Some of you generously reminded me of some of the things I got right. I’m relieved that I correctly predicted that the Labour government would be forced to scrap the two-child benefit limit and to retreat on its welfare cuts, because it shows my grip on what the Parliamentary Labour party thinks is still about right. While getting predictions right can be helpful for stress tests, getting things wrong is, I think, where most of our really useful lessons are.
In that spirit, some thoughts on another howler.
Inside Politics is edited by Georgina Quach. Follow Stephen on Bluesky and X, and Georgina on Bluesky. Read the previous edition of the newsletter here. Please send gossip, thoughts and feedback to insidepolitics@ft.com
Not courting business
The Labour government has moved to drastically reduce the number of people coming to the UK. As it stands, unless something significant changes, we are heading to very low numbers of people coming into the UK, net, and therefore to the period of “sustained net emigration” that many in the British political class purport to want.

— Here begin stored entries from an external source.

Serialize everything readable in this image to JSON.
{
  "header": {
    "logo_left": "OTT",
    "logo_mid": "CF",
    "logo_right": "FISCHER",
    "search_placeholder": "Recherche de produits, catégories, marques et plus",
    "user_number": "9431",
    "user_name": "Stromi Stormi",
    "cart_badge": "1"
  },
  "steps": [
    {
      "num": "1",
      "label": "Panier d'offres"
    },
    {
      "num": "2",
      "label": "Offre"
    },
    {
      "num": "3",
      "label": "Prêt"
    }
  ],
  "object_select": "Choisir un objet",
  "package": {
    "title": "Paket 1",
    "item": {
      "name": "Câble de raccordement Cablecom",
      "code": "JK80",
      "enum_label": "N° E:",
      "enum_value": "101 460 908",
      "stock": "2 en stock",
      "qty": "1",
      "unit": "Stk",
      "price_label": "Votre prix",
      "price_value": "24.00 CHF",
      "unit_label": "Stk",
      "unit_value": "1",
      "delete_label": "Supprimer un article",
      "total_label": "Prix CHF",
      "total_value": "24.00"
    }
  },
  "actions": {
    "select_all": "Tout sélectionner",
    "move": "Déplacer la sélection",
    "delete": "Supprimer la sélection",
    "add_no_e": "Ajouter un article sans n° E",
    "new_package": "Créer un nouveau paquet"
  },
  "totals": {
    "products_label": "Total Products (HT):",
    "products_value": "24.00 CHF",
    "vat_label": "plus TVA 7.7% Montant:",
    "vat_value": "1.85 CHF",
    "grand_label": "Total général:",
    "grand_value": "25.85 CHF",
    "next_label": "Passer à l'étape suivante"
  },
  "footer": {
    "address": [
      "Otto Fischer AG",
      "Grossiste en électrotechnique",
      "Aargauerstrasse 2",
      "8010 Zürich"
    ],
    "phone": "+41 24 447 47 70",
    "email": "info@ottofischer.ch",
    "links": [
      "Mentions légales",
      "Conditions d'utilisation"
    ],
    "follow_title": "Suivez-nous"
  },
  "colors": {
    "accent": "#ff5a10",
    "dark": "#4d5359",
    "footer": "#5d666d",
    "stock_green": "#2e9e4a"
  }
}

I did not expect this at all and initially saw Labour’s tough rhetoric as pure opportunism: immigration to Britain was already falling from its 2020s peak because of the unwinding of the post-pandemic surge in movement and the big one-off increases caused by the arrivals from Hong Kong, and to a lesser extent Ukraine. I thought Labour was simply moving to cynically take credit for changes that were already happening.
In reality, over the past year, Labour has gone significantly further in reducing immigration than the Conservatives ever did and all indications suggest, unless there is a very big change politically in the government, it will continue to do so.
There are two big reasons why I did not see this coming. First, my tendency is to see the present and future through the lens of the past. For the past 14 years, we’ve had Conservative governments that have talked a lot about reducing immigration but what they’ve really meant was “let’s have more arbitrary cruelty in the system but keep numbers high”. (This was also New Labour’s approach to managing the politics of immigration.) I wasn’t expecting the pattern of “Home Office wants lower immigration, Treasury does not, Treasury wins” to change under Labour.
This relates to another thing I had missed, which is that I hadn’t really absorbed quite how sceptical of business and of economic liberalism this government would be in practice. (I am going to blame age on this one: my anchoring memory of a Labour government is New Labour — a much more economically liberal Labour government than this one.)
So my big lesson here is: Labour’s default setting is less business friendly than I expected.
Now try this
The great films I saw in 2025, in the order I watched them: A Real Pain, I’m Still Here, Julie Keeps Quiet, Good One, The Ballad of Wallis Island, Dying, Sorry Baby, Blue Moon and Eternity.